For those of you between the ages of 35 and 75, the Nintendo Wii is a new sort of games console. Most computer games involve multiple buttons and joysticks, and involve blowing things up or smashing them to pieces with an axe. Games on the Wii are more simple - often just digital versions of life off-screen. “I used to play this on grass,” says Margaret Ferris, 80.
Most importantly, playing them requires some movement. On other machines you might play a bowling game by pressing “fire”. On the Wii you make a sweeping bowling movement with your arm, and release a trigger.
The group playing now are all sitting down. Robert Siviter, a whippersnapper of 68, is bowling overarm - with, it has to be said, limited success. “You should have seen me at Leominster,” he shouts.

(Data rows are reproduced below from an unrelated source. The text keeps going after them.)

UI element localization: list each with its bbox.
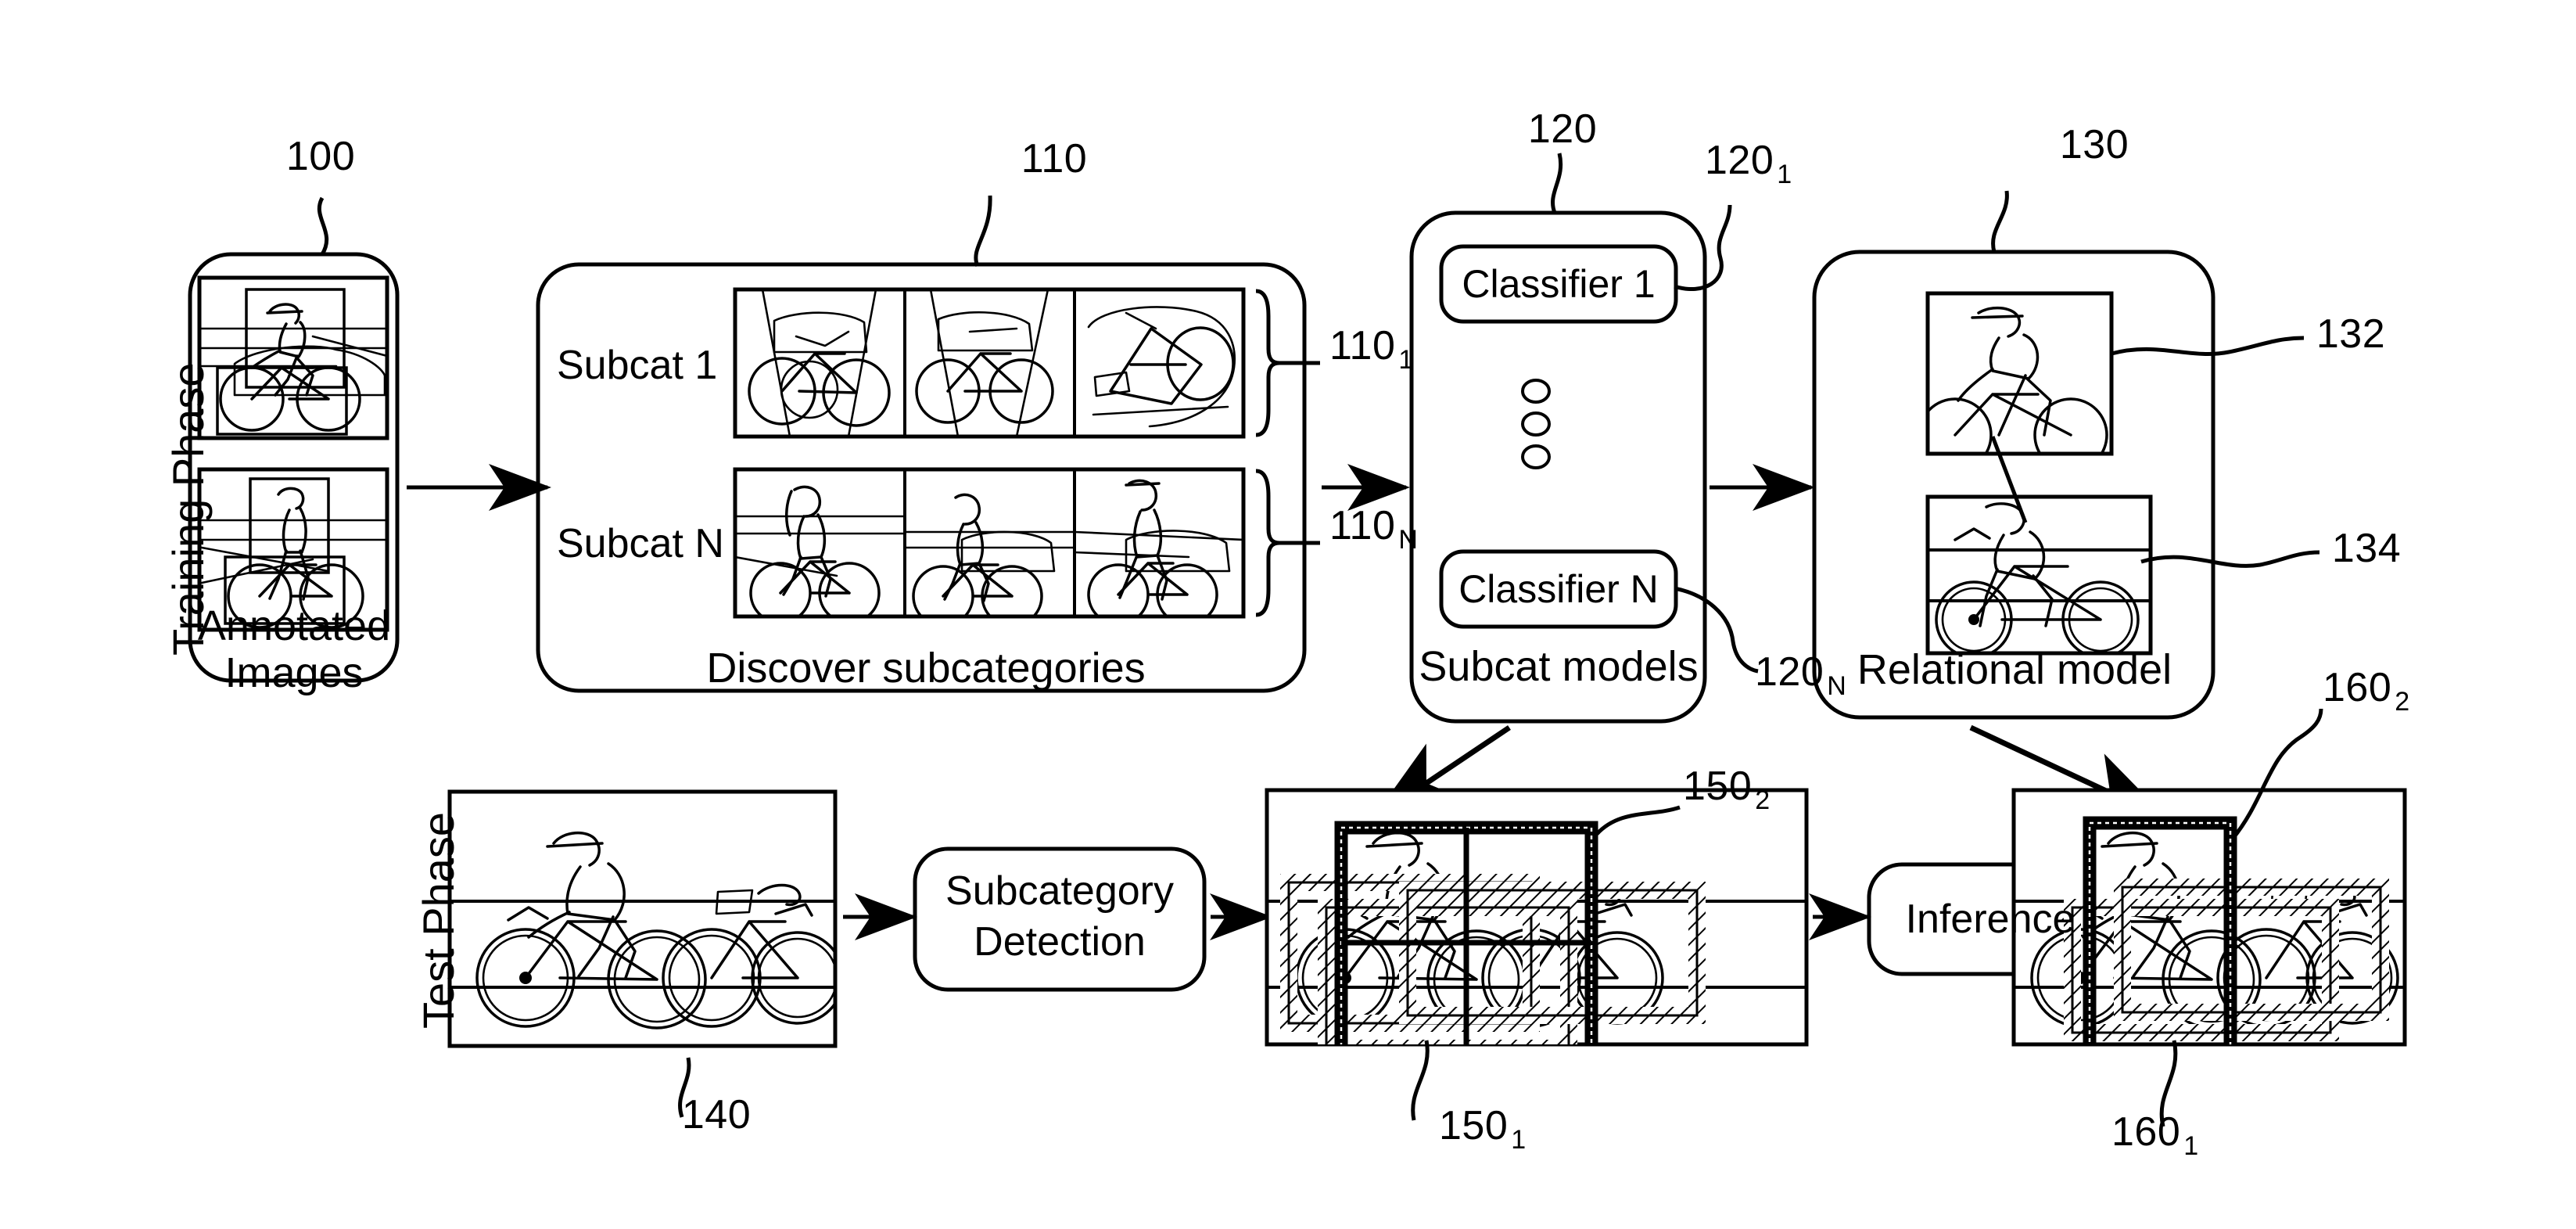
leader-134 [2140,550,2320,568]
ref-110-n: 110 N [1329,505,1418,555]
ref-110-n-sub: N [1398,525,1418,555]
discover-subcategories-caption: Discover subcategories [706,645,1146,692]
subcat-n-row-label: Subcat N [557,521,724,566]
ref-132: 132 [2316,311,2386,357]
ref-150-2-base: 150 [1683,764,1753,809]
relational-model-caption: Relational model [1857,646,2172,693]
patent-figure: Training Phase Test Phase 100 110 120 13… [0,0,2576,1229]
ref-150-1-sub: 1 [1511,1125,1527,1155]
subcategory-detection-label-line2: Detection [974,919,1146,965]
test-phase-label: Test Phase [414,811,463,1029]
classifier-n-label: Classifier N [1458,567,1659,611]
ref-120-1-base: 120 [1705,138,1774,183]
leader-130 [1991,190,2009,253]
subcat-1-row-label: Subcat 1 [557,343,718,388]
ref-110-1-sub: 1 [1398,345,1414,375]
ref-150-1-base: 150 [1439,1103,1509,1148]
leader-120 [1551,153,1563,214]
test-image-panel [447,789,838,1048]
ref-120-n-base: 120 [1755,649,1824,695]
ref-160-1: 160 1 [2111,1111,2198,1161]
ref-160-1-sub: 1 [2183,1131,2199,1161]
ref-160-2: 160 2 [2323,667,2409,717]
ref-150-2-sub: 2 [1755,785,1771,815]
annotated-images-caption-line2: Images [224,649,364,696]
leader-150-1 [1411,1040,1430,1121]
ref-100: 100 [285,134,356,179]
annotated-images-caption-line1: Annotated [197,602,391,649]
ref-130: 130 [2059,122,2129,167]
subcategory-detection-label-line1: Subcategory [945,868,1174,914]
ref-110-1: 110 1 [1329,325,1413,375]
ref-134: 134 [2331,526,2402,571]
ref-120: 120 [1527,106,1598,152]
ref-120-1-sub: 1 [1777,160,1792,189]
leader-100 [317,196,329,256]
ref-120-n-sub: N [1827,671,1846,701]
discover-subcategories-panel [536,262,1320,693]
leader-110 [974,195,992,267]
ref-150-2: 150 2 [1683,765,1770,815]
ref-120-n: 120 N [1755,651,1846,701]
detections-panel [1265,788,1809,1047]
classifier-1-label: Classifier 1 [1462,262,1656,306]
ref-160-2-sub: 2 [2395,687,2410,717]
ref-120-1: 120 1 [1705,139,1792,189]
ref-110: 110 [1021,136,1088,181]
ref-110-1-base: 110 [1329,323,1396,368]
inference-label: Inference [1905,897,2076,942]
ref-150-1: 150 1 [1439,1105,1526,1155]
ref-140: 140 [681,1092,752,1137]
leader-132 [2111,336,2305,356]
ref-160-1-base: 160 [2111,1109,2181,1155]
bracket-subcat-n [1255,469,1280,617]
ref-160-2-base: 160 [2323,665,2392,710]
bracket-subcat-1 [1255,289,1280,437]
ref-110-n-base: 110 [1329,503,1396,548]
subcat-models-caption: Subcat models [1419,643,1699,690]
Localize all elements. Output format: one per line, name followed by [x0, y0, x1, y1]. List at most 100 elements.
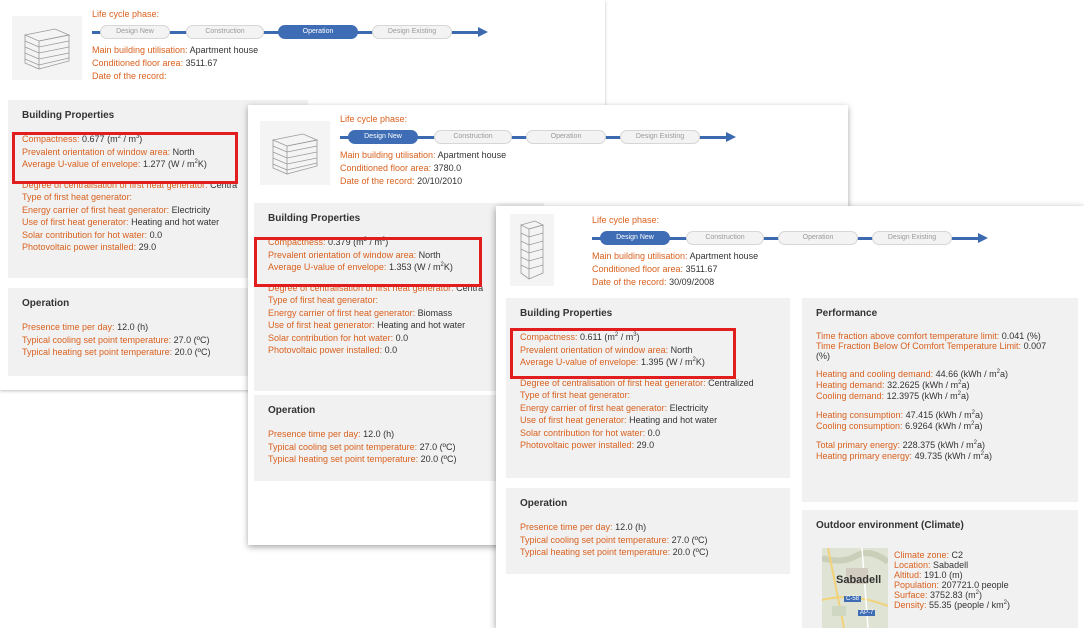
centralisation-value: Centralized [708, 377, 754, 388]
cooling-sp-value: 27.0 [671, 534, 690, 545]
generator-use-value: Heating and hot water [629, 415, 718, 425]
surface-label: Surface: [894, 590, 928, 600]
energy-unit: (kWh / m2a) [935, 410, 983, 420]
pv-label: Photovoltaic power installed: [22, 242, 137, 252]
population-value: 207721.0 [941, 580, 980, 590]
altitude-unit: (m) [949, 570, 963, 580]
cooling-sp-label: Typical cooling set point temperature: [268, 441, 418, 452]
record-date-value: 30/09/2008 [669, 277, 715, 287]
energy-unit: (kWh / m2a) [937, 440, 985, 450]
phase-design-new[interactable]: Design New [348, 130, 418, 144]
phase-construction[interactable]: Construction [686, 231, 764, 245]
energy-carrier-label: Energy carrier of first heat generator: [22, 204, 170, 215]
panel-title: Outdoor environment (Climate) [816, 520, 964, 531]
energy-unit: (kWh / m2a) [921, 391, 969, 401]
heating-sp-value: 20.0 [672, 547, 691, 557]
cooling-sp-value: 27.0 [173, 334, 192, 345]
map-road-label: C-58 [844, 596, 862, 602]
pv-value: 0.0 [384, 345, 398, 355]
energy-unit: (kWh / m2a) [944, 451, 992, 461]
time-above-label: Time fraction above comfort temperature … [816, 331, 1000, 341]
record-header: Life cycle phase: Design New Constructio… [256, 113, 840, 195]
cooling-sp-unit: (ºC) [691, 534, 708, 545]
presence-value: 12.0 [363, 429, 381, 439]
solar-value: 0.0 [395, 332, 409, 343]
life-cycle-phases: Design New Construction Operation Design… [592, 230, 992, 246]
pv-label: Photovoltaic power installed: [268, 345, 383, 355]
building-thumbnail [260, 121, 330, 185]
climate-info: Climate zone: C2 Location: Sabadell Alti… [894, 550, 1010, 610]
phase-title: Life cycle phase: [340, 114, 408, 124]
density-unit: (people / km2) [954, 600, 1010, 610]
record-date-value: 20/10/2010 [417, 176, 463, 186]
surface-value: 3752.83 [930, 590, 963, 600]
h-consumption-value: 47.415 [905, 410, 934, 420]
presence-label: Presence time per day: [22, 322, 115, 332]
life-cycle-phases: Design New Construction Operation Design… [340, 129, 740, 145]
performance-panel: Performance Time fraction above comfort … [802, 298, 1078, 502]
cooling-sp-unit: (ºC) [439, 441, 456, 452]
phase-operation[interactable]: Operation [778, 231, 858, 245]
record-date-label: Date of the record: [592, 277, 667, 287]
cooling-sp-label: Typical cooling set point temperature: [520, 534, 670, 545]
generator-type-label: Type of first heat generator: [22, 192, 133, 202]
utilisation-value: Apartment house [689, 251, 759, 261]
phase-title: Life cycle phase: [592, 215, 660, 225]
record-header: Life cycle phase: Design New Constructio… [8, 8, 597, 90]
hc-demand-value: 44.66 [935, 369, 959, 379]
h-demand-value: 32.2625 [887, 380, 920, 390]
phase-title: Life cycle phase: [92, 9, 160, 19]
phase-design-existing[interactable]: Design Existing [620, 130, 700, 144]
floor-area-label: Conditioned floor area: [340, 163, 432, 173]
cooling-sp-label: Typical cooling set point temperature: [22, 334, 172, 345]
energy-carrier-value: Electricity [171, 204, 211, 215]
building-icon [23, 28, 71, 70]
location-value: Sabadell [933, 560, 969, 570]
panel-title: Building Properties [520, 308, 613, 319]
surface-unit: (m2) [965, 590, 982, 600]
record-date-label: Date of the record: [340, 176, 415, 186]
generator-type-label: Type of first heat generator: [268, 295, 379, 305]
generator-use-label: Use of first heat generator: [22, 217, 129, 227]
population-label: Population: [894, 580, 940, 590]
utilisation-value: Apartment house [189, 45, 259, 55]
solar-label: Solar contribution for hot water: [22, 229, 148, 240]
utilisation-value: Apartment house [437, 150, 507, 160]
highlight-box [12, 132, 238, 184]
total-primary-label: Total primary energy: [816, 440, 901, 450]
c-demand-label: Cooling demand: [816, 391, 885, 401]
phase-design-existing[interactable]: Design Existing [372, 25, 452, 39]
map-road-label: AP-7 [858, 610, 876, 616]
floor-area-label: Conditioned floor area: [592, 264, 684, 274]
map-city-label: Sabadell [836, 574, 882, 586]
panel-title: Operation [520, 498, 568, 509]
energy-carrier-label: Energy carrier of first heat generator: [268, 307, 416, 318]
c-consumption-label: Cooling consumption: [816, 421, 903, 431]
outdoor-environment-panel: Outdoor environment (Climate) Sabadell C… [802, 510, 1078, 628]
pv-label: Photovoltaic power installed: [520, 440, 635, 450]
phase-design-existing[interactable]: Design Existing [872, 231, 952, 245]
map-tiles [822, 548, 888, 628]
phase-construction[interactable]: Construction [434, 130, 512, 144]
phase-design-new[interactable]: Design New [600, 231, 670, 245]
heating-sp-label: Typical heating set point temperature: [22, 347, 173, 357]
h-demand-label: Heating demand: [816, 380, 885, 390]
floor-area-label: Conditioned floor area: [92, 58, 184, 68]
pv-value: 29.0 [138, 242, 157, 252]
phase-operation[interactable]: Operation [526, 130, 606, 144]
floor-area-value: 3780.0 [433, 163, 462, 173]
solar-value: 0.0 [149, 229, 163, 240]
time-above-unit: (%) [1026, 331, 1041, 341]
location-map[interactable]: Sabadell C-58 AP-7 [822, 548, 888, 628]
phase-operation[interactable]: Operation [278, 25, 358, 39]
phase-construction[interactable]: Construction [186, 25, 264, 39]
generator-use-value: Heating and hot water [131, 217, 220, 227]
energy-carrier-value: Electricity [669, 402, 709, 413]
heating-sp-unit: (ºC) [692, 547, 709, 557]
cooling-sp-unit: (ºC) [193, 334, 210, 345]
heating-sp-unit: (ºC) [194, 347, 211, 357]
phase-design-new[interactable]: Design New [100, 25, 170, 39]
energy-unit: (kWh / m2a) [935, 421, 983, 431]
climate-zone-value: C2 [951, 550, 964, 560]
generator-use-label: Use of first heat generator: [268, 320, 375, 330]
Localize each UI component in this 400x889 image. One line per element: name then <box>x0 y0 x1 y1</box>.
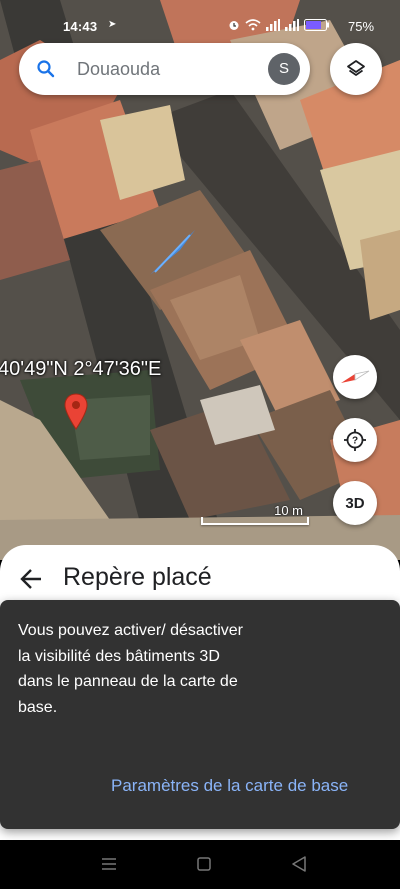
scale-line <box>201 517 309 525</box>
avatar[interactable]: S <box>268 53 300 85</box>
scale-label: 10 m <box>274 503 303 518</box>
status-bar: 14:43 ➤ 75% <box>0 0 400 40</box>
system-navigation-bar <box>0 840 400 889</box>
search-input[interactable]: Douaouda <box>77 59 160 80</box>
home-icon[interactable] <box>197 857 211 871</box>
layers-button[interactable] <box>330 43 382 95</box>
snackbar-message: Vous pouvez activer/ désactiver la visib… <box>18 622 244 716</box>
compass-icon <box>341 370 370 383</box>
search-bar[interactable]: Douaouda S <box>19 43 310 95</box>
wifi-icon <box>245 19 261 31</box>
location-unknown-icon: ? <box>344 429 366 451</box>
sheet-title: Repère placé <box>63 563 212 591</box>
alarm-icon <box>229 21 239 30</box>
svg-text:?: ? <box>352 436 358 447</box>
snackbar: Vous pouvez activer/ désactiver la visib… <box>0 600 400 829</box>
layers-icon <box>347 60 365 76</box>
navigation-icon: ➤ <box>108 19 117 30</box>
signal-icon <box>285 19 299 31</box>
3d-toggle-button[interactable]: 3D <box>333 481 377 525</box>
scale-bar: 10 m <box>201 503 309 525</box>
compass-button[interactable] <box>333 355 377 399</box>
my-location-button[interactable]: ? <box>333 418 377 462</box>
status-icons <box>228 19 330 31</box>
dropped-pin-coordinates: 40'49"N 2°47'36"E <box>0 358 162 380</box>
status-time: 14:43 <box>63 19 98 34</box>
battery-percent: 75% <box>348 19 375 34</box>
battery-icon <box>304 19 329 31</box>
basemap-settings-button[interactable]: Paramètres de la carte de base <box>111 776 348 796</box>
recent-apps-icon[interactable] <box>101 857 117 871</box>
back-arrow-icon[interactable] <box>18 565 46 593</box>
back-icon[interactable] <box>292 856 306 872</box>
signal-icon <box>266 19 280 31</box>
map-pin-icon[interactable] <box>64 393 88 431</box>
search-icon <box>37 60 55 78</box>
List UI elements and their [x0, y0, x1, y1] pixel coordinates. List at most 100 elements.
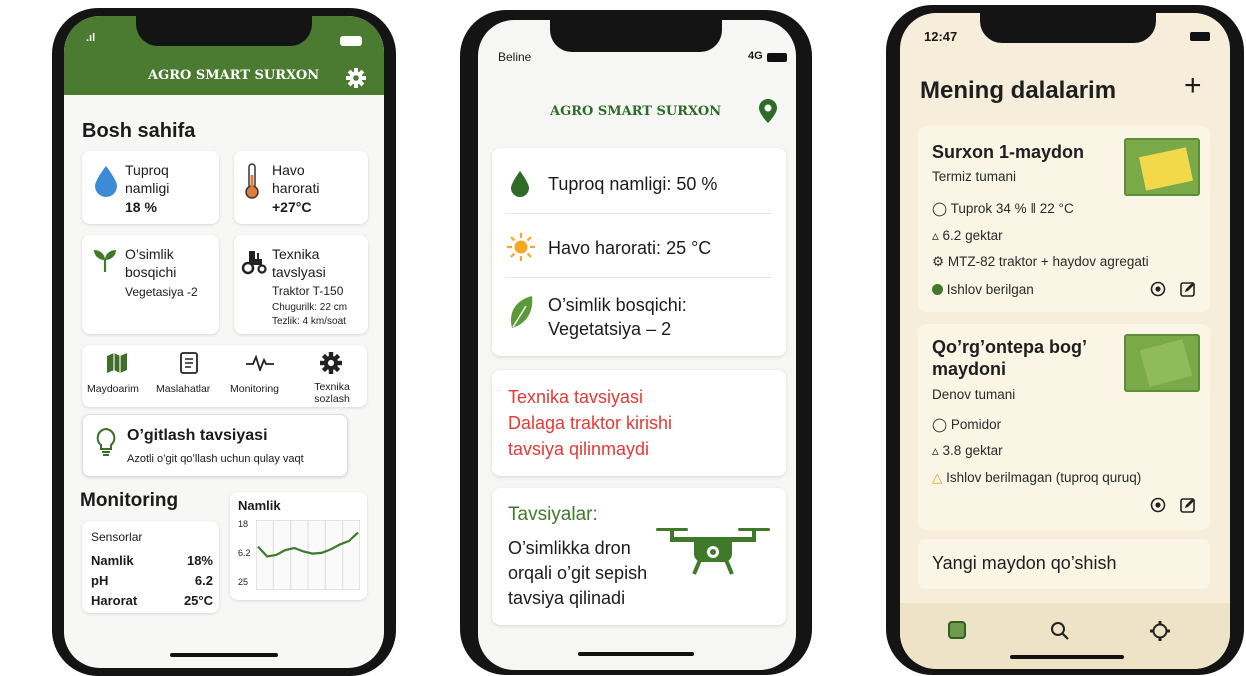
- field-status-row: Ishlov berilgan: [932, 281, 1034, 299]
- edit-icon[interactable]: [1180, 497, 1196, 513]
- nav-tips[interactable]: Maslahatlar: [154, 345, 226, 407]
- target-icon[interactable]: [1150, 281, 1166, 297]
- field-temp: 22 °C: [1039, 201, 1074, 216]
- soil-value: 50 %: [676, 174, 718, 194]
- field-thumbnail[interactable]: [1124, 138, 1200, 196]
- field-area: 3.8 gektar: [942, 443, 1003, 458]
- field-name-line: Qo’rg’ontepa bog’: [932, 337, 1087, 357]
- nav-monitoring[interactable]: Monitoring: [226, 345, 296, 407]
- air-temperature-card[interactable]: Havo harorati +27°C: [234, 151, 368, 224]
- air-label-1: Havo: [272, 162, 305, 178]
- status-time: 12:47: [924, 29, 958, 44]
- soil-value: 18 %: [125, 199, 157, 215]
- sun-icon: [506, 232, 536, 262]
- add-field-button[interactable]: +: [1184, 69, 1202, 103]
- sensor-key: pH: [91, 573, 109, 588]
- sensor-list: Namlik 18% pH 6.2 Harorat 25°C: [91, 551, 213, 611]
- plant-label-2: bosqichi: [125, 264, 177, 280]
- sensors-card: Sensorlar Namlik 18% pH 6.2 Harorat 25°C: [82, 521, 219, 613]
- lightbulb-icon: [95, 427, 117, 457]
- app-title: AGRO SMART SURXON: [148, 68, 320, 83]
- air-label-2: harorati: [272, 180, 320, 196]
- add-new-field-label: Yangi maydon qo’shish: [932, 553, 1117, 573]
- field-thumbnail[interactable]: [1124, 334, 1200, 392]
- y-tick: 25: [238, 577, 249, 587]
- edit-icon[interactable]: [1180, 281, 1196, 297]
- plant-stage-card[interactable]: O’simlik bosqichi Vegetasiya -2: [82, 235, 219, 334]
- location-pin-icon[interactable]: [758, 98, 778, 124]
- recommendation-line: O’simlikka dron: [508, 538, 631, 558]
- home-tab-icon[interactable]: [948, 621, 966, 639]
- settings-tab-icon[interactable]: [1150, 621, 1170, 641]
- sensor-row: Harorat 25°C: [91, 591, 213, 611]
- field-card[interactable]: Surxon 1-maydon Termiz tumani ◯ Tuprok 3…: [918, 126, 1210, 312]
- field-district: Termiz tumani: [932, 169, 1017, 184]
- nav-fields[interactable]: Maydoarim: [82, 345, 154, 407]
- tech-recommendation-card[interactable]: Texnika tavslyasi Traktor T-150 Chuguril…: [234, 235, 368, 334]
- y-tick: 18: [238, 519, 249, 529]
- fertilizer-card[interactable]: O’gitlash tavsiyasi Azotli o’git qo’llas…: [82, 414, 348, 477]
- y-tick: 6.2: [238, 548, 251, 558]
- tech-label-2: tavslyasi: [272, 264, 326, 280]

It's not perfect, admittedly. Patient heroes that they are, young Jack and James do have to say “press the A button” quite a lot. Some people forget to let go of the trigger, some press several buttons at once, some seem a touch baffled by the interface. Still, it's a million miles from watching your great aunt trying to play Grand Theft Auto.
Jack and James have a Wii at home. Jack confides that James is actually pretty good at the bowling game, and gets strikes all the time. He says it quietly, so none of the older players gets upset. Doris, I think, could take him on. She certainly makes mincemeat of me. “Never mind,” she twinkles, patting me on the arm. “You'll get the hang of it.”